Opened Fall 2014, the National Cancer Institute (NCI)’s Exceptional Responders Initiative (ClinicalTrials.gov Identifier: NCT02243592) is seeking “to understand the molecular underpinnings of exceptional responses to treatment, primarily via chemotherapy,” in patients with cancer.

To do this, researchers are analyzing previously collected tissue samples using whole exome sequencing and/or targeted next generation sequencing.1 Their goal is to identify biomarkers related to how well patients respond to treatment.

Barbara A. Conley, MD, associate director of the Cancer Diagnosis Program in the NCI’s Division of Cancer Treatment and Diagnosis in Bethesda, Maryland, is responsible for 2 of the Institute’s precision medicine initiatives: Exceptional Responders and NCI MATCH (Molecular Analysis for Therapy Choice).

Dr Conley told Cancer Therapy Advisor that the Exceptional Responders trial is nearing its target of successfully profiling 100 cases. These include “a number of rare cancers” — 9 brain cancers, an adnexal carcinoma, an ampulla of Vater, and 8 types of blood cancer — “although the biggest numbers are in lung, colon, and breast as well as GI [gastrointestinal], as you would expect, because those are the more prevalent types of cancers.”
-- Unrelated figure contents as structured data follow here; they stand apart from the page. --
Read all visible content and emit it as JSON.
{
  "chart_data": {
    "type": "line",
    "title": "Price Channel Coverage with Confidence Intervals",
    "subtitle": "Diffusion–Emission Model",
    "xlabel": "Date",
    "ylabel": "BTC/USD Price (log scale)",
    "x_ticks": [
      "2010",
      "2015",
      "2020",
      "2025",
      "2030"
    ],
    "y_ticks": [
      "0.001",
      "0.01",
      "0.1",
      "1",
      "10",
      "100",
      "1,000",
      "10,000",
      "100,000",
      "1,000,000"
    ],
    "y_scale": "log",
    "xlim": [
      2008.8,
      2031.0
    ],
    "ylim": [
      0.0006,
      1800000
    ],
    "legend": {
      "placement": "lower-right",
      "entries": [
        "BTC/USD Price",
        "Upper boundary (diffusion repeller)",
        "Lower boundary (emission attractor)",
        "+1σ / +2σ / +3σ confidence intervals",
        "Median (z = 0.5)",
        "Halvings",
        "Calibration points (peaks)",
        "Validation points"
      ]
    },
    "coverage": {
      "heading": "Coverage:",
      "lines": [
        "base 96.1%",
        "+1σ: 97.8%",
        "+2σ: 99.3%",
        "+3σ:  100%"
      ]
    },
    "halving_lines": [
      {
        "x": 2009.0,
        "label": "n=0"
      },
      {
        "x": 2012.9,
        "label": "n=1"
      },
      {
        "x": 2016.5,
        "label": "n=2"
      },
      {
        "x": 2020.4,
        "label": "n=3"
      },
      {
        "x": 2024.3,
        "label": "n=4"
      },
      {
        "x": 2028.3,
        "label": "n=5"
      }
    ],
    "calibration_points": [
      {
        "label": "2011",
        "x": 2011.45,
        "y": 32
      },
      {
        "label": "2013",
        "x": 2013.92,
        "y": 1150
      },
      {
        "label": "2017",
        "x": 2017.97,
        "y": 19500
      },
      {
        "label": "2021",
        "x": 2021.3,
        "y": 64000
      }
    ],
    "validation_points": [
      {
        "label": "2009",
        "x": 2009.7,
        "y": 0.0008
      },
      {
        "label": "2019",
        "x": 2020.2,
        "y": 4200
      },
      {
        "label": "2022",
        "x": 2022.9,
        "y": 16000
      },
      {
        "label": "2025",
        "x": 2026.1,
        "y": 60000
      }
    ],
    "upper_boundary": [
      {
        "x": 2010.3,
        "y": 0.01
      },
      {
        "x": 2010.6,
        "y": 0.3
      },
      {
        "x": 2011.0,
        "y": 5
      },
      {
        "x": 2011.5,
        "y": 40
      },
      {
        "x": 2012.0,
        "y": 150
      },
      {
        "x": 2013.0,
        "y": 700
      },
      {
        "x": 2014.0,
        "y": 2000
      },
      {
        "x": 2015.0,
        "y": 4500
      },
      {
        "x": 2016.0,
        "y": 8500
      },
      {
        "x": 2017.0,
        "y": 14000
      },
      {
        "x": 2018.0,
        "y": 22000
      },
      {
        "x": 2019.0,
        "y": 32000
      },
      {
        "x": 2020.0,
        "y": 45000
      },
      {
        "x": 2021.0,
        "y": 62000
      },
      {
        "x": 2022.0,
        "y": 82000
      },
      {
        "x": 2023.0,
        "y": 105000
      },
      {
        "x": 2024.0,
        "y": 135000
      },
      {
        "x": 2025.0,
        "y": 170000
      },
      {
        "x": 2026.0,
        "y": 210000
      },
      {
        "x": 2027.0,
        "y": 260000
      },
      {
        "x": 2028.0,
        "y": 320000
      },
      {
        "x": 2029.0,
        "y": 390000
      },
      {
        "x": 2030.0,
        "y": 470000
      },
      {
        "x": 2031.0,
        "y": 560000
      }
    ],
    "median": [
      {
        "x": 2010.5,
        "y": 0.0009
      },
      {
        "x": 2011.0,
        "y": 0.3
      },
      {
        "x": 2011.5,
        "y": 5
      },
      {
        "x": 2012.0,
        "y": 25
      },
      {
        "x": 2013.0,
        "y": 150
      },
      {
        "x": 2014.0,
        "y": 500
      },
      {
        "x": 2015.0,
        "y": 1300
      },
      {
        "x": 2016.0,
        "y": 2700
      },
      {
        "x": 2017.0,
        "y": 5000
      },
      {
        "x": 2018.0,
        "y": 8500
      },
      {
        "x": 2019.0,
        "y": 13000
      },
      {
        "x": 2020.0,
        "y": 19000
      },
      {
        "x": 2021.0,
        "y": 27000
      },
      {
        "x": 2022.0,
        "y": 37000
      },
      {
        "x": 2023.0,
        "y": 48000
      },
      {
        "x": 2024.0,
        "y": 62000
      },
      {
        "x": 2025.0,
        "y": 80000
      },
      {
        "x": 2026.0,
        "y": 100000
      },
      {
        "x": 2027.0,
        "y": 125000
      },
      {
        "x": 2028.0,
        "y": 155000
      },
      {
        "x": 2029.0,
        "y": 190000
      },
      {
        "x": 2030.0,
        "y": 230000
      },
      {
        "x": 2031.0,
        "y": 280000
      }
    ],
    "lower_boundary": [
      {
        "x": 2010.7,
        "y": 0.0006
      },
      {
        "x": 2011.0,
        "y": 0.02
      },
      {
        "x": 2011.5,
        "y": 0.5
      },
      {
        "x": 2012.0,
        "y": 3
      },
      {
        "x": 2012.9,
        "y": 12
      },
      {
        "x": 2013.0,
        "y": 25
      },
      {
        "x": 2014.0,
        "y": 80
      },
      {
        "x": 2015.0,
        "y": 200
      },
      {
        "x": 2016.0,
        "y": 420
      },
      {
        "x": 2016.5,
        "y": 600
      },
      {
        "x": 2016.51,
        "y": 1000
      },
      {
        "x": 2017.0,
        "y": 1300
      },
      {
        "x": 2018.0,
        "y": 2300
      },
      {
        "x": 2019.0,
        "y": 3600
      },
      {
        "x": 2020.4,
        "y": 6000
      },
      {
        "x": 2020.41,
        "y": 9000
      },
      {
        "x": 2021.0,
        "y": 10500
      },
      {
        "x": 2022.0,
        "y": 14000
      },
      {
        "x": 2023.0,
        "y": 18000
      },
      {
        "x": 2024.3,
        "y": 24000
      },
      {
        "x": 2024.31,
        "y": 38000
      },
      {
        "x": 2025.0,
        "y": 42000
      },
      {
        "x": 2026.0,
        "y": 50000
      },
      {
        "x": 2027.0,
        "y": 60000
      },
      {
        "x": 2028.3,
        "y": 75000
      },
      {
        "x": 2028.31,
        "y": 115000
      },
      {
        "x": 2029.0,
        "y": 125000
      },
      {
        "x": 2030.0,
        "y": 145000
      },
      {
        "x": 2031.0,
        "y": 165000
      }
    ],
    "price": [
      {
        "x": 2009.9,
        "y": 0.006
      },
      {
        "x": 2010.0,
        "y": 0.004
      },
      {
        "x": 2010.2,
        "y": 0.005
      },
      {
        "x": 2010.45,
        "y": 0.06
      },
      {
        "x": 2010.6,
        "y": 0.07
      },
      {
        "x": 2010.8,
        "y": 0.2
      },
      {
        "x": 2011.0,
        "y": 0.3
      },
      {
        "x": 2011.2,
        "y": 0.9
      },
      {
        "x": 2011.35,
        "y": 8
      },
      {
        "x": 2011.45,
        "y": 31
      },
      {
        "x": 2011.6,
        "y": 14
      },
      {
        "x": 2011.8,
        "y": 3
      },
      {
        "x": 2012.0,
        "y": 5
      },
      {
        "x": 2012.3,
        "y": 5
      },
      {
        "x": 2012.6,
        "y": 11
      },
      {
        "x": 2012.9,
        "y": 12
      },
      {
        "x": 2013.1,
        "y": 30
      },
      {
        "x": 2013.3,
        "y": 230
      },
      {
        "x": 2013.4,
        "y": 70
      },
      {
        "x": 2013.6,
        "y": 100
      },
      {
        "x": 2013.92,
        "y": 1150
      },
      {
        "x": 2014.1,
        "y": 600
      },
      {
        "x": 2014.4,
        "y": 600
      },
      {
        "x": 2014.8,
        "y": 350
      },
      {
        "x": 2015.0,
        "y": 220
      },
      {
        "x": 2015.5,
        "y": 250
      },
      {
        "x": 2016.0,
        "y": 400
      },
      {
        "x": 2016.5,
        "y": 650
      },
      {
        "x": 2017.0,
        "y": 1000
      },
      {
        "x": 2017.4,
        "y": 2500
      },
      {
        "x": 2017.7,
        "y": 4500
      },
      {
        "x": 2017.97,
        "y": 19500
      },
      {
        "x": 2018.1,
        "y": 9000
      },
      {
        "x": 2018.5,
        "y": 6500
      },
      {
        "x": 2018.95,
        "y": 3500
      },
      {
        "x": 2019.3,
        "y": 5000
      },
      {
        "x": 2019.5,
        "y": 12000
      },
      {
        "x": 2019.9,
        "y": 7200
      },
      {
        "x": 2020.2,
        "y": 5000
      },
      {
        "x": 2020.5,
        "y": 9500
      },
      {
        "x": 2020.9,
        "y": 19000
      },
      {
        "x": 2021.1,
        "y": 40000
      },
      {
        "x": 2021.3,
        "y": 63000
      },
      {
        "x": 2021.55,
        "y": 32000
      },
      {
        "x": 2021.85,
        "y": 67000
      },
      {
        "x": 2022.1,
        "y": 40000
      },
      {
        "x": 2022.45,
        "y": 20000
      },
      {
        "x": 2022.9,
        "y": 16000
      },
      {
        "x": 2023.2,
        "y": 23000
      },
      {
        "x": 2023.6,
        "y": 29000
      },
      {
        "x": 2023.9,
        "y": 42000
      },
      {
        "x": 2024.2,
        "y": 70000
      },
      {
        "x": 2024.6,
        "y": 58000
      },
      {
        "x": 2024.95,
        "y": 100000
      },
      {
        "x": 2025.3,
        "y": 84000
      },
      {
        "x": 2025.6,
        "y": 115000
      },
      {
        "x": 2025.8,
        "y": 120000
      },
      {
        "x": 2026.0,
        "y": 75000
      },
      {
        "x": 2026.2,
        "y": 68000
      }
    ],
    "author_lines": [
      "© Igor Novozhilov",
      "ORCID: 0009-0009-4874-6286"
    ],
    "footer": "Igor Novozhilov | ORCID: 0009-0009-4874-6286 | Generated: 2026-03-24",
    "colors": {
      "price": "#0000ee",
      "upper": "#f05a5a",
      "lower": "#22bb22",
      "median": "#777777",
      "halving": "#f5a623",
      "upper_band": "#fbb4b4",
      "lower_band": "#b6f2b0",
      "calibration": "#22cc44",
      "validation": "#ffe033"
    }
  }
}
One of the interesting findings to date is that “most of the patients that were proposed to us are still living,” she said, which was “kind of a surprise” in that many had metastatic disease. “We are going to see what we can find out about the status of the immune system of the patients based on sequencing their tumors.”

The impetus for the initiative was that 1 patient with metastatic bladder cancer enrolled in a phase 2 trial of everolimus had a durable and ongoing complete response, despite the study failing to achieve its primary endpoint of progression-free survival.2

Whole genome sequencing identified a loss-of-function in the tuberous sclerosis complex 1 (TSC1) gene, which regulates mTOR pathway activation. After analyzing an additional 13 patients from the same trial, the authors found 3 tumors that harbored nonsense mutations in TSC1, including 2 patients with minor responses to everolimus. A fourth patient had minimal tumor regression.

In contrast, 8 of the 9 patients with disease progression were TSC1 wild type.